I played WoW for a while, and found crafting to be a mixture of "must-haves" and "stupid grinding."  You relied entirely on benevolent developers to put a little bit of content out that would allow crafters to compete with whatever amazing gear the newest patch delivered.  Sometimes you'd have to craft a bunch of a type of item for a specific boss, like all the fire-resist gear needed for some of the early raids.  That wasn't too bad, since it became more of a guild activity.  But for individuals, it meant you had to make a bunch of unmarketable gear from expensive parts just to raise your skill.

I was an engineer on my first character, and it was wacky funtimes.  Very little of it was useful, but it had some entertaining qualities and occasionally a nice synergy with my class.  The later crafting improvements picked up on this and started implementing various niche and novelty items.  It would have been nice to be able to repair gear as well as create it, for those long dungeons.

One skill that always seems to be in demand is alchemy.  The products are consumable, so there is always a consistent demand, and players are willing to fork out for that tiny extra push that may net them the better gear.  Even in offline RPGs like Oblivion, alchemy was an indispensable skill.
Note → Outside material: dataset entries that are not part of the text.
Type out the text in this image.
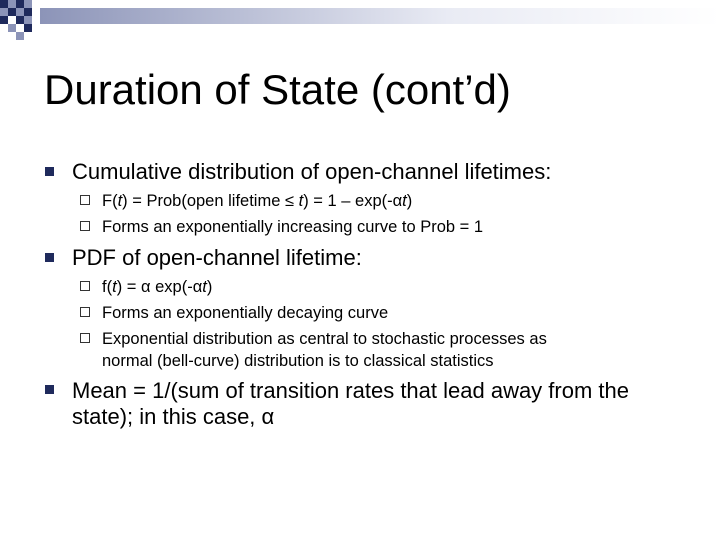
Duration of State (cont’d)
Cumulative distribution of open-channel lifetimes:
F(t) = Prob(open lifetime ≤ t) = 1 – exp(-αt)
Forms an exponentially increasing curve to Prob = 1
PDF of open-channel lifetime:
f(t) = α exp(-αt)
Forms an exponentially decaying curve
Exponential distribution as central to stochastic processes as
normal (bell-curve) distribution is to classical statistics
Mean = 1/(sum of transition rates that lead away from the
state); in this case, α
If I had to design a crafting system for RPGs, I'd promote the idea of class (or race) synergies.  While that barbarian *could* choose to sew dresses and pick flowers, you'd think he would have an inherent understanding of weapon and armor crafting.  The skills would just be an extension of the class.  For talent-tree based RPGs, there could be related crafting-trees that players invest skill points into with each level.  Switching would be an expensive but not necessarily time-consuming choice, and the different classes could overlap in potential crafting-trees so a small group players could enjoy some diversity.

Material gathering should, IMO, not take up a crafting-skill spot.  In fact, it's just a crappy skill.  I shouldn't have to spend days grinding up herbalism just because the particular leaf I want to pick is found beside particularly ornery bears.